How COVID-19 has made art more accessible online
COVID-19

How COVID-19 has made art more accessible online

The communal grief caused by the isolation of the COVID-19 pandemic has caused many artists and gallery owners such as poet Yasmeen Nematt Alla and artist and gallery owner Laureen Marchand to reevaluate the accessibility of their artistic spaces. 

In the wake of COVID-19, many artists have turned to showcasing their art virtually on social media platforms such as Tik Tok, making their art easily accessible online (Amanda McGee/RSJ).

“People feel attracted to art when they’re grieving the most, when they’re the loneliest,” says Yasmeen Nematt Alla, a Toronto-based artist and poet who made a zine in June of 2021 called “In Colouring Grief”, in which people submitted their personal grievances and then received a translation of their grief from Yasmeen.

For many artists, the inaccessibility of art due to COVID-19 restrictions has pushed conversation towards how artists should sculpt their online spaces in order to provide sanction for people experiencing anguish.

“A lot of artists are having a lot of conversations about how to create (online) spaces that are rooted in care and rooted in acknowledging grief and trauma,” says Nematt Alla.

Social media has helped many people gain access to artistic spaces, said Val Marie, Sask.-based artist and founder of “The Grassland Gallery Online,” Laureen Marchand.

“(Social media) is a platform for information,” said Marchand in a Zoom call, “it’s made access to the arts so much more possible for so many people.”
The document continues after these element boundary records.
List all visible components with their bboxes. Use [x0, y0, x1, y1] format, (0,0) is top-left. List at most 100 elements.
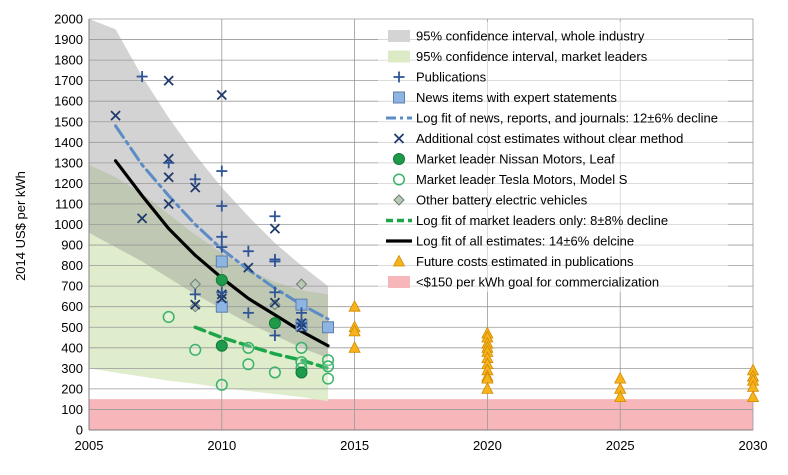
other-bev-point — [189, 300, 201, 313]
nissan-point — [268, 317, 281, 330]
y-tick-label: 2000 — [54, 12, 83, 27]
additional-estimate-point-b — [269, 297, 281, 308]
additional-estimate-point-b — [269, 223, 281, 234]
legend-swatch — [393, 91, 405, 104]
publication-point — [216, 165, 228, 177]
x-tick-label: 2015 — [340, 438, 369, 453]
y-tick-label: 900 — [61, 238, 83, 253]
legend-item: 95% confidence interval, market leaders — [388, 49, 648, 64]
additional-estimate-point — [216, 89, 227, 101]
additional-estimate-point-b — [243, 262, 254, 273]
tesla-point — [321, 354, 335, 367]
publication-point — [242, 245, 254, 257]
publication-point — [242, 307, 254, 319]
log-fit-leaders-line — [193, 325, 330, 371]
legend-swatch — [392, 173, 406, 186]
y-tick-label: 0 — [76, 423, 83, 438]
legend-swatch — [393, 133, 405, 144]
legend-item: 95% confidence interval, whole industry — [388, 29, 645, 44]
tesla-point — [295, 341, 308, 354]
additional-estimate-point — [269, 223, 281, 234]
y-tick-label: 200 — [61, 381, 83, 396]
additional-estimate-point-b — [110, 110, 121, 121]
publication-point — [136, 71, 148, 83]
additional-estimate-point-b — [163, 75, 174, 86]
y-tick-label: 1400 — [54, 135, 83, 150]
tesla-series — [162, 310, 335, 391]
legend-item: Log fit of market leaders only: 8±8% dec… — [386, 213, 668, 228]
y-tick-labels: 0 100 200 300 400 500 600 700 800 900 1000 1100 1200… — [54, 12, 83, 438]
tesla-point — [189, 343, 202, 356]
y-tick-label: 1100 — [55, 196, 83, 211]
y-tick-label: 800 — [61, 258, 83, 273]
y-tick-label: 1900 — [54, 32, 83, 47]
legend-swatch — [393, 71, 405, 83]
publication-point — [216, 200, 228, 212]
publication-point — [269, 286, 281, 298]
y-tick-label: 500 — [61, 320, 83, 335]
legend-item: <$150 per kWh goal for commercialization — [388, 275, 659, 290]
legend-swatch — [393, 153, 405, 165]
legend-background — [378, 22, 728, 292]
publication-point — [269, 255, 281, 267]
publication-point — [216, 231, 228, 243]
additional-estimate-point-b — [136, 213, 148, 224]
y-tick-label: 1600 — [54, 94, 83, 109]
additional-estimate-point-b — [163, 198, 174, 210]
legend-label: 95% confidence interval, market leaders — [416, 49, 648, 64]
legend-item: Future costs estimated in publications — [392, 254, 634, 269]
legend-label: Additional cost estimates without clear … — [416, 131, 683, 146]
legend-item: Market leader Tesla Motors, Model S — [392, 172, 628, 187]
legend-swatch — [388, 30, 410, 42]
additional-estimate-point — [190, 182, 201, 193]
x-tick-label: 2005 — [75, 438, 104, 453]
x-tick-labels: 2005 2010 2015 2020 2025 2030 — [75, 438, 768, 453]
legend-swatch — [388, 50, 410, 63]
x-tick-label: 2025 — [606, 438, 635, 453]
y-axis-label: 2014 US$ per kWh — [13, 171, 28, 281]
additional-estimate-point — [136, 213, 148, 224]
additional-estimate-point-b — [163, 172, 174, 183]
additional-estimate-point-b — [190, 299, 201, 310]
future-cost-point — [348, 324, 361, 337]
band-whole-industry — [89, 19, 329, 359]
y-tick-label: 600 — [61, 299, 83, 314]
y-tick-label: 1200 — [54, 176, 83, 191]
legend-label: Market leader Tesla Motors, Model S — [416, 172, 628, 187]
publication-point — [269, 329, 281, 341]
future-cost-point — [746, 390, 760, 403]
legend-item: Log fit of news, reports, and journals: … — [386, 111, 718, 126]
publication-point — [295, 317, 307, 329]
publication-series — [136, 71, 307, 341]
additional-estimate-point — [216, 293, 227, 304]
legend-swatch — [393, 194, 405, 206]
legend-label: Publications — [416, 70, 487, 85]
legend-label: Log fit of market leaders only: 8±8% dec… — [416, 213, 668, 228]
legend-label: Future costs estimated in publications — [416, 254, 634, 269]
y-tick-label: 1000 — [54, 217, 83, 232]
news-item-point — [322, 321, 335, 334]
additional-estimate-point — [163, 75, 174, 86]
legend-item: Log fit of all estimates: 14±6% delcine — [386, 234, 634, 249]
additional-estimate-point — [163, 198, 174, 210]
future-cost-point — [481, 382, 494, 394]
y-tick-label: 1800 — [54, 53, 83, 68]
legend: 95% confidence interval, whole industry 9… — [378, 22, 728, 292]
legend-label: Market leader Nissan Motors, Leaf — [416, 152, 615, 167]
legend-item: Other battery electric vehicles — [393, 193, 588, 208]
x-tick-label: 2010 — [207, 438, 236, 453]
additional-estimate-point-b — [216, 89, 227, 101]
axes — [88, 19, 753, 431]
y-tick-label: 100 — [61, 402, 83, 417]
legend-item: Additional cost estimates without clear … — [393, 131, 683, 146]
data-points — [110, 71, 760, 403]
other-bev-point — [295, 278, 308, 290]
legend-item: Market leader Nissan Motors, Leaf — [393, 152, 615, 167]
nissan-series — [215, 273, 308, 379]
legend-label: Log fit of all estimates: 14±6% delcine — [416, 234, 634, 249]
additional-estimate-point — [190, 299, 201, 310]
tesla-point — [242, 358, 255, 371]
tesla-point — [215, 378, 228, 391]
x-tick-label: 2020 — [473, 438, 502, 453]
Marchand believes that the collective grief and trauma caused by the shared experience of living through a pandemic has made traditional artistic spaces such as galleries and museums reconsider the way that people connect with art.

“(The pandemic has) been an expansion of awareness of the possibility of accessibility and people suddenly realizing that if we’re going to continue to connect, we have to work at it in a different way than just relying on the traditional forms of waiting for people to come to us and I think social media has really helped that,” says Marchand.